The decision wasn't about money. He's a Harvard-educated attorney, on the staff of UCLA's law school. And it wasn't because his mother wanted or needed him home.

It was Tolbert's response to the sort of midlife milestone that prompts us to take stock. Instead of buying a sports car, he decided to turn his home — rent free — over to strangers.

He'd been inspired by a magazine article about a family that sold their house, squeezed into a tiny replacement and donated to charity the $800,000 proceeds from the sale.

"It just struck me how powerful a gesture that was," Tolbert said. "It challenged me to think about what I could do, where I might have some overflow in my life."

His overflow was a modest home on a quiet tree-lined street a short walk from Crenshaw Boulevard. He'd lived there alone for 10 years.

Last January, he moved out and a young single mother with three little children moved in. A South Los Angeles domestic violence program chose the family from its shelter and brokered the deal.

He agreed to let her pay one dollar a month, and imposed on her only one rule: "Whatever has to happen to keep things drama free, that's what I need you to do."

When Tolbert first shared his story with me, he wanted me to write about it but not name him.
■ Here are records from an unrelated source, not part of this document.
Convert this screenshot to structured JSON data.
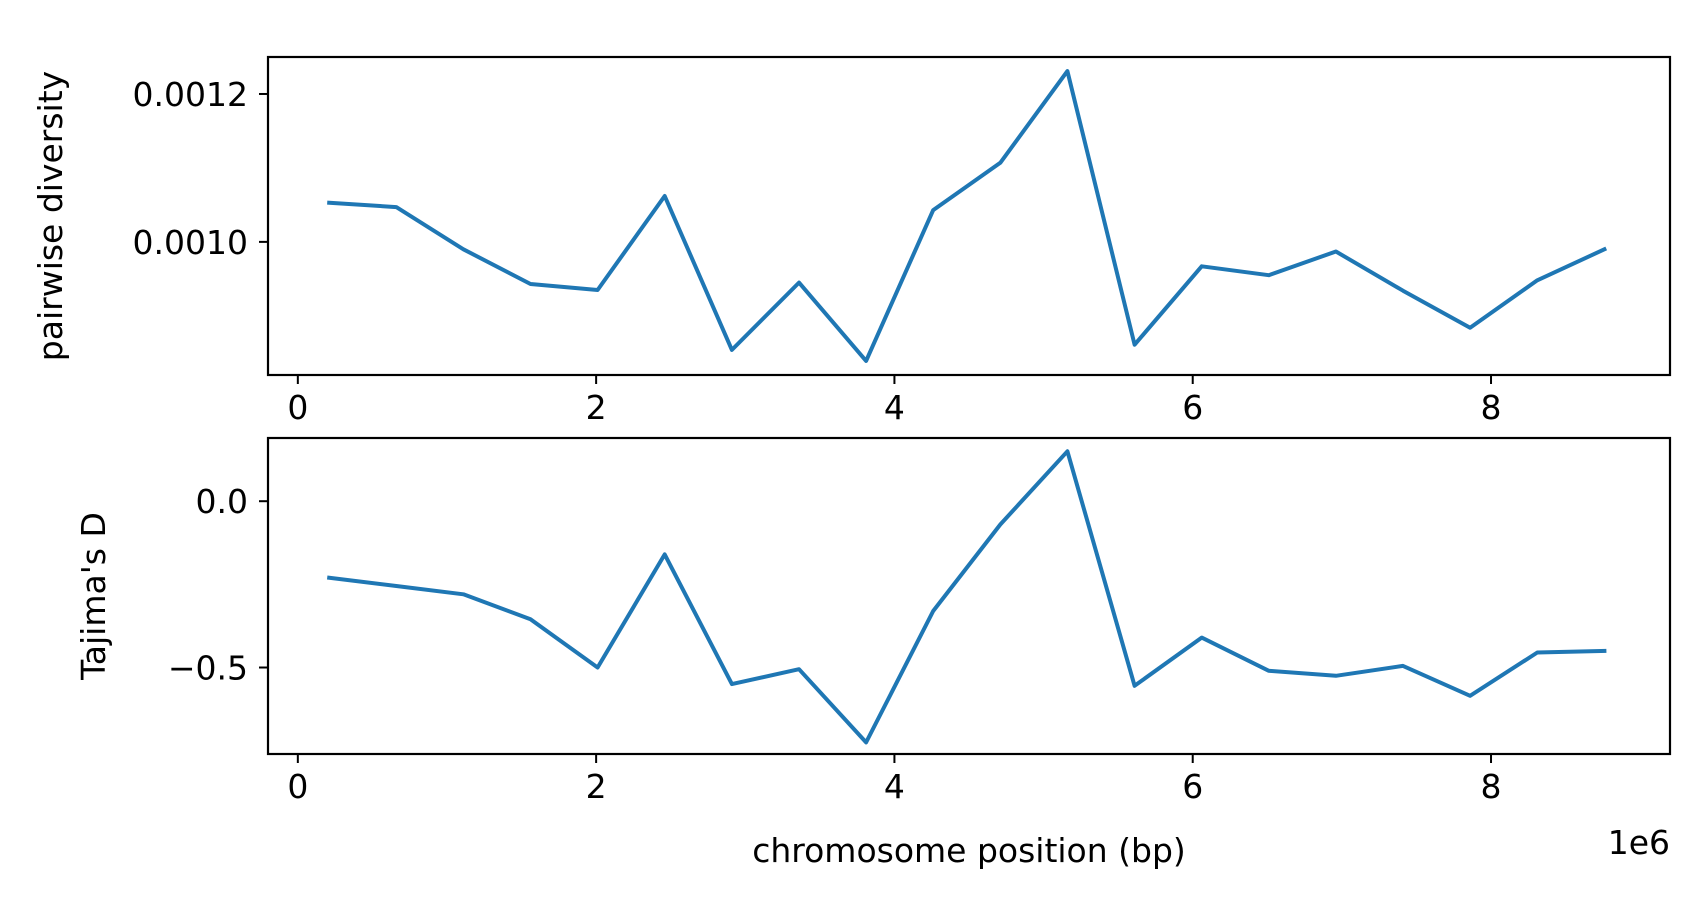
{
  "chart_data": [
    {
      "type": "line",
      "title": "",
      "xlabel": "",
      "ylabel": "pairwise diversity",
      "xlim": [
        -200000,
        9200000
      ],
      "ylim": [
        0.00082,
        0.00125
      ],
      "xticks": [
        0,
        2000000,
        4000000,
        6000000,
        8000000
      ],
      "xtick_labels": [
        "0",
        "2",
        "4",
        "6",
        "8"
      ],
      "yticks": [
        0.001,
        0.0012
      ],
      "ytick_labels": [
        "0.0010",
        "0.0012"
      ],
      "grid": false,
      "color": "#1f77b4",
      "x": [
        210000,
        660000,
        1110000,
        1560000,
        2010000,
        2460000,
        2910000,
        3360000,
        3810000,
        4260000,
        4710000,
        5160000,
        5610000,
        6060000,
        6510000,
        6960000,
        7410000,
        7860000,
        8310000,
        8760000
      ],
      "y": [
        0.001053,
        0.001047,
        0.00099,
        0.000943,
        0.000935,
        0.001062,
        0.000854,
        0.000945,
        0.000839,
        0.001043,
        0.001107,
        0.001231,
        0.000861,
        0.000967,
        0.000955,
        0.000987,
        0.000934,
        0.000884,
        0.000948,
        0.00099
      ]
    },
    {
      "type": "line",
      "title": "",
      "xlabel": "chromosome position (bp)",
      "ylabel": "Tajima's D",
      "x_offset_label": "1e6",
      "xlim": [
        -200000,
        9200000
      ],
      "ylim": [
        -0.76,
        0.19
      ],
      "xticks": [
        0,
        2000000,
        4000000,
        6000000,
        8000000
      ],
      "xtick_labels": [
        "0",
        "2",
        "4",
        "6",
        "8"
      ],
      "yticks": [
        0.0,
        -0.5
      ],
      "ytick_labels": [
        "0.0",
        "−0.5"
      ],
      "grid": false,
      "color": "#1f77b4",
      "x": [
        210000,
        660000,
        1110000,
        1560000,
        2010000,
        2460000,
        2910000,
        3360000,
        3810000,
        4260000,
        4710000,
        5160000,
        5610000,
        6060000,
        6510000,
        6960000,
        7410000,
        7860000,
        8310000,
        8760000
      ],
      "y": [
        -0.23,
        -0.255,
        -0.28,
        -0.355,
        -0.5,
        -0.16,
        -0.55,
        -0.505,
        -0.725,
        -0.33,
        -0.07,
        0.15,
        -0.555,
        -0.41,
        -0.51,
        -0.525,
        -0.495,
        -0.585,
        -0.455,
        -0.45
      ]
    }
  ]
}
He didn't want publicity. He just hoped that, since he'd gotten the idea from something he'd read, maybe someone reading my column would be inspired to … do what?

Let strangers take over their homes rent-free?

I figured he was either crazy, very rich or hopelessly naive.

That was last summer, when he didn't know himself how the experiment would work out. There were times, he said, when he wondered if his leap of faith had gone a step too far.

"A couple of friends said 'You're out of your mind.' But others said 'That's great.'"

His mother worried that he was being too trusting — and didn't exactly relish the idea of sharing space with her grown son for the first time in 30 years.

But he'd grown up in a family where sharing your blessings mattered.

So Tolbert left the good furniture for the woman who moved in. He didn't hide his grandmother's heirloom quilt or put away the fine art.

"I told her straight out, this is my home. I'm leaving these things for you to enjoy. I want you to be comfortable here."

That was a learning process for Tolbert: "It was a good exercise in not grasping and hanging on to stuff.... Short of them burning the house down, I had to accept that whatever they tear up, it can also be repaired."

And he had to accept that generosity and gratitude aren't always a matched pair.

"I had all kinds of preconceived notions about how this would play out. We would meet, she would be weeping, want to give me a big hug.... I had to learn to detach, not be attached to any particular outcome or course."